Gauff Rallied From Behind Twice to Take Control
The match followed a near-identical script in both sets. Kalinskaya, buoyed by a first-round win over Jelena Ostapenko and a quarterfinal showing the previous week in Doha, came out sharp and aggressive. She broke early in the first set to lead 2-0, and then again in the second to go up 3-1 — each time looking like she might be on the verge of a repeat of their only prior meeting, a three-set Kalinskaya victory at this same event in 2024.
Gauff refused to fold. In the first set, Coco strung together four consecutive games to flip a 0-2 deficit into a 4-2 lead, converting break points in the fourth, sixth, and eventually the tenth game when Kalinskaya was serving to stay in the set. In the second, the American ran off three straight games from 1-3 down to go 4-3 up, and then broke again at 5-4 to close out the match. The pattern was the same both times — Gauff absorbed the early pressure, steadied her return game, and struck when her opponent blinked.
A medical timeout midway through the first set, when Kalinskaya received treatment on her left leg while trailing 4-3, may have disrupted her rhythm. She continued competing but her movement appeared affected in the closing stages.
Gauff Has Openly Struggled in the Middle East
This win carried extra weight because of where it happened. The Middle East swing — back-to-back WTA 1000 events in Doha and Dubai packed tightly after the Australian Open — has been a recurring trouble spot. She lost her opening match in Doha in each of her last three appearances in Qatar, and exited Dubai after just one match last year. She arrived this week off the back of a quarterfinal loss to Elina Svitolina in Doha and a second-round defeat to Elisabetta Cocciaretto that raised real questions about her hard-court form.
Gauff has spoken candidly about why this stretch is so hard for top players — the exhaustion of a month in Australia, flying home, then having to leave again and re-adjust to a completely different environment. She also flagged that the courts in Dubai play noticeably faster than in Doha, adding another layer of difficulty for players still finding their rhythm. Those concerns felt legitimate arriving in Dubai. They feel less urgent now.
The Stats Behind a Gritty Gauff Performance
For all the messiness, the numbers still told a story of a player who competed when it counted.

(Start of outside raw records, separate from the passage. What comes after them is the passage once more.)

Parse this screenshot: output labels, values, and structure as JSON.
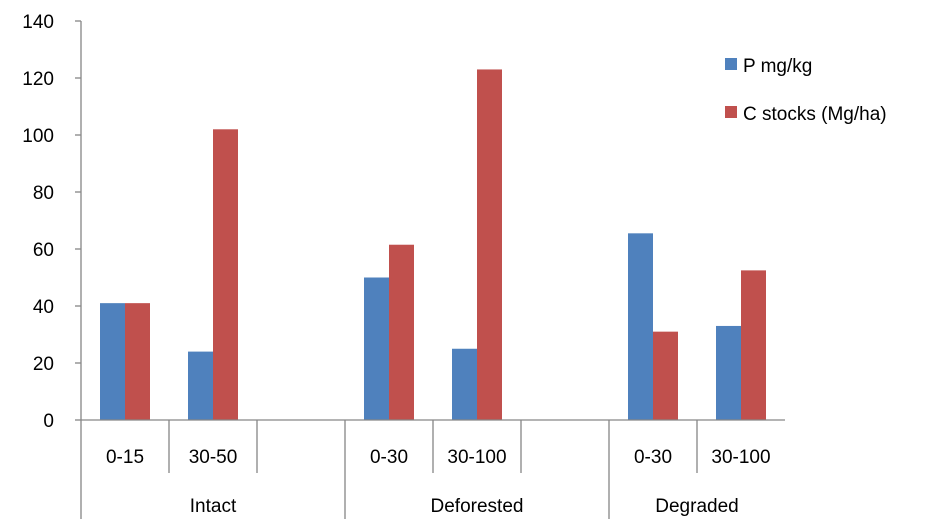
{
  "chart_data": {
    "type": "bar",
    "title": "",
    "xlabel": "",
    "ylabel": "",
    "ylim": [
      0,
      140
    ],
    "y_ticks": [
      "0",
      "20",
      "40",
      "60",
      "80",
      "100",
      "120",
      "140"
    ],
    "grid": false,
    "legend_position": "right",
    "groups": [
      {
        "label": "Intact",
        "categories": [
          "0-15",
          "30-50",
          ""
        ]
      },
      {
        "label": "Deforested",
        "categories": [
          "0-30",
          "30-100",
          ""
        ]
      },
      {
        "label": "Degraded",
        "categories": [
          "0-30",
          "30-100"
        ]
      }
    ],
    "categories": [
      "0-15",
      "30-50",
      "",
      "0-30",
      "30-100",
      "",
      "0-30",
      "30-100"
    ],
    "series": [
      {
        "name": "P mg/kg",
        "color": "#4F81BD",
        "values": [
          41,
          24,
          null,
          50,
          25,
          null,
          65.5,
          33
        ]
      },
      {
        "name": "C stocks (Mg/ha)",
        "color": "#C0504D",
        "values": [
          41,
          102,
          null,
          61.5,
          123,
          null,
          31,
          52.5
        ]
      }
    ]
  }
}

The American converted 60% of her break points in the first set and an impressive 75% in the second, closing out the match on her own terms despite 12 double faults and a first-serve percentage sitting around 57%. She won the first set by taking 30 of 55 total points — enough to get the job done.
Kalinskaya had her own opportunities and converted at a solid rate, but she could not hold when it mattered most — a familiar story for a player who has struggled against elite opposition despite otherwise strong results this season.

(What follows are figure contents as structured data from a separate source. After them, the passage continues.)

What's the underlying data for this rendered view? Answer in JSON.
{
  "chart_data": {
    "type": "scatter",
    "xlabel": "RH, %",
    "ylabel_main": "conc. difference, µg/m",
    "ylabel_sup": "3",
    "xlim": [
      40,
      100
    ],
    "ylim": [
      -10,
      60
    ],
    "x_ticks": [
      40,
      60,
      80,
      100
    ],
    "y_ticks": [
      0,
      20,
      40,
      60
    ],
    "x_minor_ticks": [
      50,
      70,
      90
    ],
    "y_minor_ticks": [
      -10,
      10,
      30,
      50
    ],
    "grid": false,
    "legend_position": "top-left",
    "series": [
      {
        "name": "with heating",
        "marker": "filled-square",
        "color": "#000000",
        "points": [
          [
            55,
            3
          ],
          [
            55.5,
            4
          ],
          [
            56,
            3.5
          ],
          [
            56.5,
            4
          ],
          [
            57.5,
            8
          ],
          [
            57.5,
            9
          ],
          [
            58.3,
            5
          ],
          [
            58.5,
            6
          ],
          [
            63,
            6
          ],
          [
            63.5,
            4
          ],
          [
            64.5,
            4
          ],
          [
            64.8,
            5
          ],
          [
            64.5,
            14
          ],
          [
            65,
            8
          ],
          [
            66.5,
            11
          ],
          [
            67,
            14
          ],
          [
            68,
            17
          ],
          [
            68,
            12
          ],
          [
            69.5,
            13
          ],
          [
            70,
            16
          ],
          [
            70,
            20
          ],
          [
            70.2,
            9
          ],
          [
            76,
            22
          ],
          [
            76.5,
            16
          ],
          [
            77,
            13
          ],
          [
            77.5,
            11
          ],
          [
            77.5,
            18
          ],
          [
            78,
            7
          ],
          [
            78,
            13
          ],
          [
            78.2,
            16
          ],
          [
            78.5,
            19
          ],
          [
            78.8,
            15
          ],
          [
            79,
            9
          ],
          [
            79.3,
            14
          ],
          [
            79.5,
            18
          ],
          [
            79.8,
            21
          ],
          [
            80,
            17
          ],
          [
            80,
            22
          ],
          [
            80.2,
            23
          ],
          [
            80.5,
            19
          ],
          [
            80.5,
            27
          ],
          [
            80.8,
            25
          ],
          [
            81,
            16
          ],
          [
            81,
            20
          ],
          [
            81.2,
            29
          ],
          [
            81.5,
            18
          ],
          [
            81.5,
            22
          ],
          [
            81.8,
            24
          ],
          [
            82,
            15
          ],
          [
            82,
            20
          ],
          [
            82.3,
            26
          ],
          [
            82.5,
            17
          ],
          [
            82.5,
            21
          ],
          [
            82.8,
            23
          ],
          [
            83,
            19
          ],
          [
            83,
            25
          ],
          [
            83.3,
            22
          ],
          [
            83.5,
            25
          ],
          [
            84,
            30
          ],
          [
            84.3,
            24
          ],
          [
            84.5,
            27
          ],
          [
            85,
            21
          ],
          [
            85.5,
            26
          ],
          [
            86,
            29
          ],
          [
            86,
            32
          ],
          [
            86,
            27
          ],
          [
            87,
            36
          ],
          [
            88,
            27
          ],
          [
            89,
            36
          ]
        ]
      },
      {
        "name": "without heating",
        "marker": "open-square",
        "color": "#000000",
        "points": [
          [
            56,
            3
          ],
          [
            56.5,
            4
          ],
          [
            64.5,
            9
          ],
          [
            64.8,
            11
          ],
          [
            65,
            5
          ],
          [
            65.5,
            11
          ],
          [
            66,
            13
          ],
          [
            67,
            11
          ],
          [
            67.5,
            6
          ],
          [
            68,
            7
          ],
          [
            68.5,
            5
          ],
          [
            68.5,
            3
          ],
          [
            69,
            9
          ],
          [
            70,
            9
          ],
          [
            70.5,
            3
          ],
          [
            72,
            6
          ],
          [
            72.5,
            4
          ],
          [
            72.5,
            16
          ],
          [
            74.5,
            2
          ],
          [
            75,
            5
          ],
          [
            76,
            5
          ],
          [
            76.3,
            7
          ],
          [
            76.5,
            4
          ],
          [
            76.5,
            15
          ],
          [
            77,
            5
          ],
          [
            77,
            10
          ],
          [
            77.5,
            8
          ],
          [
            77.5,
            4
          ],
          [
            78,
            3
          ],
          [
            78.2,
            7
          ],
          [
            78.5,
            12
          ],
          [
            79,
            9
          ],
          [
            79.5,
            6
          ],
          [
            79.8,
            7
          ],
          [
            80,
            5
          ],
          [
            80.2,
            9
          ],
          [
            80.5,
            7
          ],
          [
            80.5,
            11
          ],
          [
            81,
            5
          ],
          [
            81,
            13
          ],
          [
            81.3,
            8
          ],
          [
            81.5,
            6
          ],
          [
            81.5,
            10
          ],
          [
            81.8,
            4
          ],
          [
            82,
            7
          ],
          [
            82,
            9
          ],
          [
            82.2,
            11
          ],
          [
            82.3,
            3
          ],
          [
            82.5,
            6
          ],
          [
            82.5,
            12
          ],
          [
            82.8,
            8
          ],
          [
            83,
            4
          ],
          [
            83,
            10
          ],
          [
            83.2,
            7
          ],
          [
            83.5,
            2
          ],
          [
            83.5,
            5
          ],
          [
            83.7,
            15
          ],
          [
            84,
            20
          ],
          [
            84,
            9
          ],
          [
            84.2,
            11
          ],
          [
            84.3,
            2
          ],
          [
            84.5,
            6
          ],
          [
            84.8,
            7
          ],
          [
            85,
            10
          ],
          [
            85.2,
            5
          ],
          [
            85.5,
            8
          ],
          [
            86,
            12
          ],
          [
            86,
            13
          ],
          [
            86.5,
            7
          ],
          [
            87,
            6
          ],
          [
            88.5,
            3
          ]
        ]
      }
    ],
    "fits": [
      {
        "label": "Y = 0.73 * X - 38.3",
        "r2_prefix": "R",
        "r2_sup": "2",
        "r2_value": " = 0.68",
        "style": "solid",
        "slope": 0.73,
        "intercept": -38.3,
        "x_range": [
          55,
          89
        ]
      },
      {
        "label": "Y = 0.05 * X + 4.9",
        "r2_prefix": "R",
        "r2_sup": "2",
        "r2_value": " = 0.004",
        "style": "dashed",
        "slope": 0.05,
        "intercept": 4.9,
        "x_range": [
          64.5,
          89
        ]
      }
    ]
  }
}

Gauff Eyes Mertens as Dubai Run Continues
With the win, Coco Gauff moves into the third round — the Round of 16 — where she will face Belgian veteran Elise Mertens. The two have met five times before, with the American holding a 4-1 head-to-head edge, including a commanding 6-0, 6-2 win in the fourth round at Indian Wells in 2024. A victory there would push her into the quarterfinals, which would match her best ever result at this tournament.
The draw has also opened up with top seeds Aryna Sabalenka and Iga Swiatek both having withdrawn from the tournament. For Gauff, who took her last title at Wuhan in October 2025, the timing of this win feels important. She was clear that she is not ready to start predicting a deep run — this part of the season has burned her before — but she is taking the positives. The fighting spirit that carried her through two deficits against Kalinskaya is exactly the kind of form that wins titles, even when the tennis is not yet where she wants it to be.